Desde Thorkelin, Beowulf foi chamado de “épico” e comparado a obras da antiguidade clássica, como a Odisseia e a Eneida. Após a tradução de Kemble, surgiu a tendência de ver Beowulf como um épico desvinculado da tradição mediterrânea e até mesmo da cristã. Um épico da cultura germânica. Para tanto, em 1839 e 1840, surgem as duas primeiras traduções de Beowulf para um idioma moderno que não o inglês ou uma língua escandinava: o alemão. Em 1839, Heinrich Leo afirmava que o texto era na verdade alemão, como se pode ver no título de sua tradução: Bëówulf, dasz älteste Deutsche, in angelsächsicher Mundart erhaltene, Heldengedicht. Porém, foi a tradução de Ludwig Ettmüller, de 1840 — Beowulf: Heldengedicht des achten Jahrhunderts —, que se revelou a de maior relevância desde a de Kemble, na qual ele se baseou. Para sua edição do poema, Ettmüller tentou separar as supostas camadas do poema. Uma camada mais antiga (“original”) e uma mais tardia (“cristã”). Em 1875, ele publicou uma nova edição, onde são omitidas as passagens que ele acreditava serem interpolações de um autor cristão. Ettmüller buscava o “texto original”, e para isso ele ofereceu a tradução mais fiel possível, com versos que tentavam imitar a métrica aliterativa original. Sua tradução costuma ser criticada por utilizar palavras estranhas, muitas vezes as próprias palavras originais em inglês antigo (seguidas de notas explicativas). Apesar disso, Ettmüller foi um dos primeiros a elaborar a hipótese de múltiplos autores da obra, e trazer o poema para a esfera dos pesquisadores alemães, responsáveis por uma parte considerável dos estudos sobre Beowulf até o final daquele século.
Além de Ettmüller, em 1855, Benjamin Thorpe realizou uma nova tradução para o inglês, mas cheia de erros e sem grande impacto entre os pesquisadores do poema.
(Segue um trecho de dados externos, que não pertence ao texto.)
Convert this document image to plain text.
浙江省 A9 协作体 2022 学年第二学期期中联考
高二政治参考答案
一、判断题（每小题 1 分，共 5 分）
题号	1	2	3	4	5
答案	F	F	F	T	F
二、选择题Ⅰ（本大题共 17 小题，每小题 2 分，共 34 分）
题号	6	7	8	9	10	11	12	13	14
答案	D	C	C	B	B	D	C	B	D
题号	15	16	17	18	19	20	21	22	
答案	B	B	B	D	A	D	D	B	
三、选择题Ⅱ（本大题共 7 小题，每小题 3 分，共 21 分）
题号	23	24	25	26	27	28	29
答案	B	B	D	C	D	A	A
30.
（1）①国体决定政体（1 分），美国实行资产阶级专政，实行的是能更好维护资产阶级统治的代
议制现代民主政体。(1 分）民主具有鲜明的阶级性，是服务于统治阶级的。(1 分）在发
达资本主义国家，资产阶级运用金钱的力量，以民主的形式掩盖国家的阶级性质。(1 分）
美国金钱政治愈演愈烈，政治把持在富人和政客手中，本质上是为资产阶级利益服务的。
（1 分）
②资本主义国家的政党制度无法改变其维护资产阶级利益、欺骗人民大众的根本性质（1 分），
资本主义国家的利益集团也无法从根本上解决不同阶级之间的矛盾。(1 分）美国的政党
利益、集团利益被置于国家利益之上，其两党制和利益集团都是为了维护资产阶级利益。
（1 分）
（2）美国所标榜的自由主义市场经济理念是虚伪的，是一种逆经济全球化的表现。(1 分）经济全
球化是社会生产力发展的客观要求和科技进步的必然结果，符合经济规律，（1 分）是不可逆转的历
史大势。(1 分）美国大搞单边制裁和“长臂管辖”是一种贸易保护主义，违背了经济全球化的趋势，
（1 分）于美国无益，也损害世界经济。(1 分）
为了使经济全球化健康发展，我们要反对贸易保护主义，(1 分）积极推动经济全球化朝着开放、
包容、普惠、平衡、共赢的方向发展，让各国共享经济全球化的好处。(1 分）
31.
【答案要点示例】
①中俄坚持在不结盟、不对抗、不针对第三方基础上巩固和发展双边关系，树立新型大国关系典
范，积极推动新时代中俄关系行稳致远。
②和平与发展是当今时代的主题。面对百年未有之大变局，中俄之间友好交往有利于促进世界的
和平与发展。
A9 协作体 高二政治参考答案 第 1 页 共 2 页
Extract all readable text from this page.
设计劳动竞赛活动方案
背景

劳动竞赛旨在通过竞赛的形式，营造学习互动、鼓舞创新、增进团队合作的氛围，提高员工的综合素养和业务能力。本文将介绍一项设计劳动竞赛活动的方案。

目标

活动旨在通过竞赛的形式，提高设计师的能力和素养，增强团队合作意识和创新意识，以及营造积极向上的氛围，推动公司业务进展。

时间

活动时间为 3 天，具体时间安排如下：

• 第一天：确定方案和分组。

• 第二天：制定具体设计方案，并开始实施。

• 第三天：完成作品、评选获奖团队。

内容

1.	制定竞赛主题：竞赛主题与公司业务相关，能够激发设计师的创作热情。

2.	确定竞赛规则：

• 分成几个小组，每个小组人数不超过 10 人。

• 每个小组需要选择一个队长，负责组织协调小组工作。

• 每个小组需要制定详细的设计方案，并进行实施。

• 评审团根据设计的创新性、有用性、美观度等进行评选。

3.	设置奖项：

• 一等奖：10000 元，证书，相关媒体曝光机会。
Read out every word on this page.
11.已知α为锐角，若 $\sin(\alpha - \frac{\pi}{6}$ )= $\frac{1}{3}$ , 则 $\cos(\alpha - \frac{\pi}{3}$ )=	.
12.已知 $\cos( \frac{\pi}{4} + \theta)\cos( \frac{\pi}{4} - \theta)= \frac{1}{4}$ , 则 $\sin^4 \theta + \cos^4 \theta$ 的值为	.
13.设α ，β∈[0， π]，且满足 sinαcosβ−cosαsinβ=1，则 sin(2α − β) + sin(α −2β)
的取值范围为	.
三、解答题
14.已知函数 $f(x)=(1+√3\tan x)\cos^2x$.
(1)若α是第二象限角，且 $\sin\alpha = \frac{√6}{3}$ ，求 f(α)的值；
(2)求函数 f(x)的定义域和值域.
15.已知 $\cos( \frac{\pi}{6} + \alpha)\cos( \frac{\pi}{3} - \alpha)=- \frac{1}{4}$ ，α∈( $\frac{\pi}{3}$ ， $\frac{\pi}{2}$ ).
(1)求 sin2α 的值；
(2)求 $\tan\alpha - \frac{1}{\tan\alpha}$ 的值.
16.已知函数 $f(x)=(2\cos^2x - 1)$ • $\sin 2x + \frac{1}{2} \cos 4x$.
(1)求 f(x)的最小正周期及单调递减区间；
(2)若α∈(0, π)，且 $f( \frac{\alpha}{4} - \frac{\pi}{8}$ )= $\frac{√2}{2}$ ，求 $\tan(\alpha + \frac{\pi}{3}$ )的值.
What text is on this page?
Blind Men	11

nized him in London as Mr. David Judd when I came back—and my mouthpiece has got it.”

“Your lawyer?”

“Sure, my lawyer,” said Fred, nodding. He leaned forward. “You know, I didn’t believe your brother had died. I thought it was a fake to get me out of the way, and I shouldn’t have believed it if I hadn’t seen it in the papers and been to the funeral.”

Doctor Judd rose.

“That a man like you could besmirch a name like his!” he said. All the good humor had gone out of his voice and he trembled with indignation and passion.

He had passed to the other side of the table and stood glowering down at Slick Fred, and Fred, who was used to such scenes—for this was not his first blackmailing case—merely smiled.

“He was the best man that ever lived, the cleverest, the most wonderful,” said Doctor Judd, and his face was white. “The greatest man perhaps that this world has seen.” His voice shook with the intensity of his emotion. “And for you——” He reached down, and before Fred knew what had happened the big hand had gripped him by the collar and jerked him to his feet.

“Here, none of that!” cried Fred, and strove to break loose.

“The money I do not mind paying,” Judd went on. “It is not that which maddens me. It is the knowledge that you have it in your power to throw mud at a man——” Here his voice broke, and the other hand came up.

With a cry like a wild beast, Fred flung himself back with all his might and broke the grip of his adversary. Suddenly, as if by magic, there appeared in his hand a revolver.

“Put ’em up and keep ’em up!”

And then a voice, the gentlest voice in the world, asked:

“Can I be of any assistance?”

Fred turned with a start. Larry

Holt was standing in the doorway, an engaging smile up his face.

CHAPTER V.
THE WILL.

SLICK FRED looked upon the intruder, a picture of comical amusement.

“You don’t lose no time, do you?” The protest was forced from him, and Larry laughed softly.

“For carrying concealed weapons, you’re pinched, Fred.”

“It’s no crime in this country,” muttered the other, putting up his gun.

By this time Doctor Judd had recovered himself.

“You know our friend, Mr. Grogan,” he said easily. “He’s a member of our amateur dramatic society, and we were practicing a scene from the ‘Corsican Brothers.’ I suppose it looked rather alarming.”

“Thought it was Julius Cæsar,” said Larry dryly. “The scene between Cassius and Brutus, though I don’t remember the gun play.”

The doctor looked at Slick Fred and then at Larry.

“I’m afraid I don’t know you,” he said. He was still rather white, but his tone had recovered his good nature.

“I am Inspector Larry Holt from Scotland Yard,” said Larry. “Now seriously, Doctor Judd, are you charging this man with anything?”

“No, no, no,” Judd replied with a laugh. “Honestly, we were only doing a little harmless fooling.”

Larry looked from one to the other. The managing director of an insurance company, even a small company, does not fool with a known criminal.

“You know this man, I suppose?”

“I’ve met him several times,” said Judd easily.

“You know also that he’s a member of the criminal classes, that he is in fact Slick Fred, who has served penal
Em 1857, C. W. M. Grein traduziu os versos de Beowulf linha por linha, realizando assim a primeira tradução do poema para o alemão diretamente do inglês antigo. Sua tradução foi publicada novamente em 1863 e mais uma vez em 1883, revisada por Richard Paul Wülker. Alguns anos depois, em 1859, Karl Simrock (que já havia traduzido a Nibelungenlied) produziu a terceira tradução de Beowulf em alemão. E, em 1863 (com reedição em 1898), Moritz Heyne realizou a quarta versão do poema, em versos livres. Assim, a partir do final do século XIX, surgiu uma tradição de traduções confiáveis de Beowulf em alemão.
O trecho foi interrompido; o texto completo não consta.